Māori Entrepreneurship in New Zealand and the Bay of Plenty Region, for 2001 and 2006

The number of Māori entrepreneurs in New Zealand increased by 3,978 or 23.3%8 from 2001 to 2006 (see table 1 below). Measuring the number of Māori entrepreneurs is one proxy indicator of Māori participation in the Bay of Plenty region9 and the New Zealand economy, and also a possible indicator of Māori entrepreneurship10.

This report will focus on comparing Māori entrepreneurship in 2001 and 2006.

Māori entrepreneurs are a significant contributor to:

  • the Māori commercial asset base; and
  • Māori participation in the New Zealand economy in terms of value added11 to New Zealand’s Gross Domestic Product (GDP).

Moreover, Audretsch (2007) argues in his research that entrepreneurship represents a critical link between research and development and economic growth as it facilitates the transfer of knowledge created in incumbent organisations to other organisations.

New Statistical Knowledge on Māori Entrepreneurs

Refinements made in customising Statistics New Zealand’s (Tatauranga Aotearoa) census datasets have enabled the creation of new knowledge on Māori entrepreneurs (or self-employed individuals with and without employees) with statistical breakdowns by: regional council; industry, and median total personal income.
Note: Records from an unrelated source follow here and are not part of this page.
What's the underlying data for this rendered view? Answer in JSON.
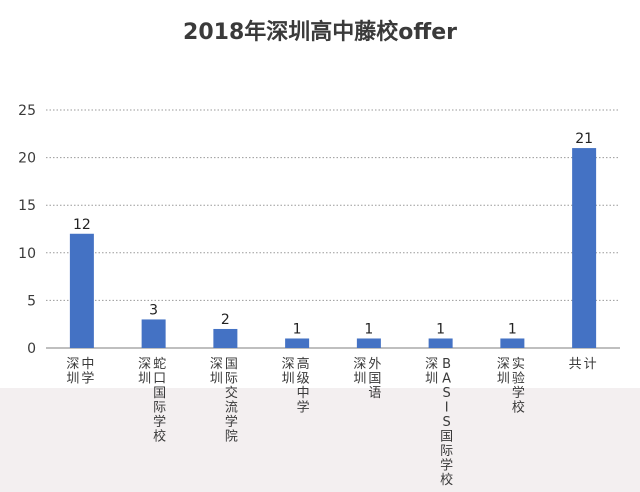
{
  "chart_data": {
    "type": "bar",
    "title": "2018年深圳高中藤校offer",
    "categories": [
      "深圳中学",
      "深圳蛇口国际学校",
      "深圳国际交流学院",
      "深圳高级中学",
      "深圳外国语",
      "深圳BASIS国际学校",
      "深圳实验学校",
      "共计"
    ],
    "values": [
      12,
      3,
      2,
      1,
      1,
      1,
      1,
      21
    ],
    "xlabel": "",
    "ylabel": "",
    "ylim": [
      0,
      25
    ],
    "yticks": [
      0,
      5,
      10,
      15,
      20,
      25
    ],
    "grid": true,
    "bar_color": "#4472c4"
  }
}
This will enable policy makers to identify:

  • Counts of Māori entrepreneurs by industry in the Bay of Plenty region and New Zealand for 2001 and 2006, and
  • Māori entrepreneurs’ median total personal incomes for each major industry in the Bay of Plenty region and New Zealand.
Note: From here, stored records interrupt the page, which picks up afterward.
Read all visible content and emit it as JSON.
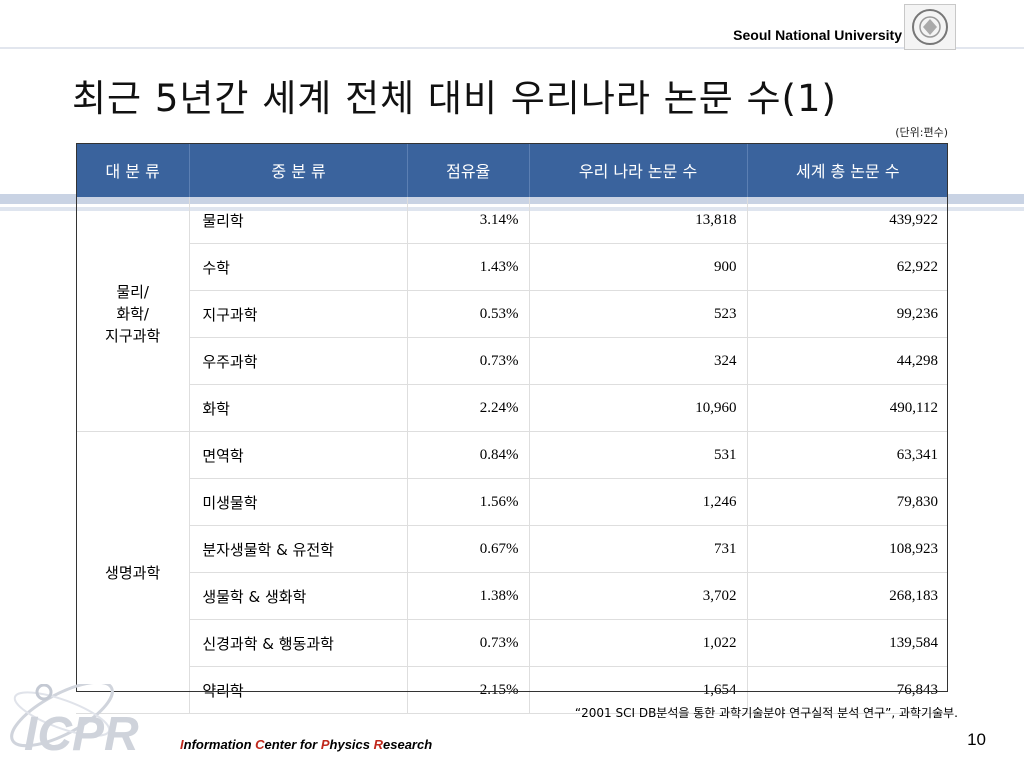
{
  "header": {
    "university": "Seoul National University"
  },
  "slide": {
    "title": "최근 5년간 세계 전체 대비 우리나라 논문 수(1)",
    "unit_note": "(단위:편수)"
  },
  "table": {
    "columns": [
      "대 분 류",
      "중 분 류",
      "점유율",
      "우리 나라 논문 수",
      "세계 총 논문 수"
    ],
    "groups": [
      {
        "major": "물리/\n화학/\n지구과학",
        "rows": [
          {
            "sub": "물리학",
            "share": "3.14%",
            "korea": "13,818",
            "world": "439,922"
          },
          {
            "sub": "수학",
            "share": "1.43%",
            "korea": "900",
            "world": "62,922"
          },
          {
            "sub": "지구과학",
            "share": "0.53%",
            "korea": "523",
            "world": "99,236"
          },
          {
            "sub": "우주과학",
            "share": "0.73%",
            "korea": "324",
            "world": "44,298"
          },
          {
            "sub": "화학",
            "share": "2.24%",
            "korea": "10,960",
            "world": "490,112"
          }
        ]
      },
      {
        "major": "생명과학",
        "rows": [
          {
            "sub": "면역학",
            "share": "0.84%",
            "korea": "531",
            "world": "63,341"
          },
          {
            "sub": "미생물학",
            "share": "1.56%",
            "korea": "1,246",
            "world": "79,830"
          },
          {
            "sub": "분자생물학 & 유전학",
            "share": "0.67%",
            "korea": "731",
            "world": "108,923"
          },
          {
            "sub": "생물학 & 생화학",
            "share": "1.38%",
            "korea": "3,702",
            "world": "268,183"
          },
          {
            "sub": "신경과학 & 행동과학",
            "share": "0.73%",
            "korea": "1,022",
            "world": "139,584"
          },
          {
            "sub": "약리학",
            "share": "2.15%",
            "korea": "1,654",
            "world": "76,843"
          }
        ]
      }
    ]
  },
  "footer": {
    "source": "“2001 SCI DB분석을 통한 과학기술분야 연구실적 분석 연구”, 과학기술부.",
    "logo_text": "ICPR",
    "org_parts": [
      {
        "cap": "I",
        "rest": "nformation "
      },
      {
        "cap": "C",
        "rest": "enter for "
      },
      {
        "cap": "P",
        "rest": "hysics "
      },
      {
        "cap": "R",
        "rest": "esearch"
      }
    ],
    "page_number": "10"
  },
  "colors": {
    "header_fill": "#3a639d",
    "accent_red": "#c0281c"
  }
}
This new knowledge will enable a better understanding of Māori entrepreneurial activity, including the industries that Māori entrepreneurs are engaged in, their total personal incomes, and the growth in Māori entrepreneurial activity from 2001 to 2006.



8 This includes both employed full-time and part-time Māori entrepreneurs. Full-time is equal to Māori working 30 or more hours per week in business. Part-time is equal to Māori working 1-29 hours per week. Also, employed is related to work in the 7 days prior to 5th March 2006 and 6th March 2001. The analysis shown in tables and graphs is for the job a person worked the most hours in.
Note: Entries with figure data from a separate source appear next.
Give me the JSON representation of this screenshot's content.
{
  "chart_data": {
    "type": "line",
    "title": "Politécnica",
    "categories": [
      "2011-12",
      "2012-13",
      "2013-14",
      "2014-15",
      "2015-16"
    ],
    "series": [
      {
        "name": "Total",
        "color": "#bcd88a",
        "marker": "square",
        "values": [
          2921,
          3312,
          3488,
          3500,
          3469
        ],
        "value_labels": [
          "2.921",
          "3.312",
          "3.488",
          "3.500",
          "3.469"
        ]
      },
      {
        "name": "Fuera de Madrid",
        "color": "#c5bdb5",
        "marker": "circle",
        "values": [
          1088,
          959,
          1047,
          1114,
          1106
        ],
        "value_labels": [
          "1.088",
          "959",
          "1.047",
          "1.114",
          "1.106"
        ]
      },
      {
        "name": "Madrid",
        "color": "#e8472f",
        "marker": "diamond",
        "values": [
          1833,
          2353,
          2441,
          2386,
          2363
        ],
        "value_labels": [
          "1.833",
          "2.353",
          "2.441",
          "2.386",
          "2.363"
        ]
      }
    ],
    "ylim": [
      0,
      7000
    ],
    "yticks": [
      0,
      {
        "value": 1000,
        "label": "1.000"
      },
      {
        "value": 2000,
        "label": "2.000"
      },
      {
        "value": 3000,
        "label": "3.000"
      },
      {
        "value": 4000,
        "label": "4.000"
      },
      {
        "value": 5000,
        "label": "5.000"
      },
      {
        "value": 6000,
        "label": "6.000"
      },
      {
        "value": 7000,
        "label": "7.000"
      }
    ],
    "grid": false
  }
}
9 For the purposes of the data used in this report, the Bay of Plenty region refers to the Bay of Plenty regional council boundaries and includes the following areas: Taupo District, Western Bay of Plenty District, Tauranga City, Rotorua District, Whakatane District, Kawerau District and Opotiki District. For more details refer to “Regional Council” in the Technical notes at the end of this report.

10 Kukoc and Regan (2008), states: “The job of finding the right indicators of entrepreneurship is not an easy one. Entrepreneurship is an inherently intangible concept: a complex and dynamic activity that is often interlinked with a range of other business activities and outcomes in the economy. Thus, the key issue in measuring entrepreneurship is how to disentangle the entrepreneurial activity from other, more ordinary business activities.” (p. 19).

11 Value added refers to the value of a firm's output minus the value of intermediate goods bought from other firms.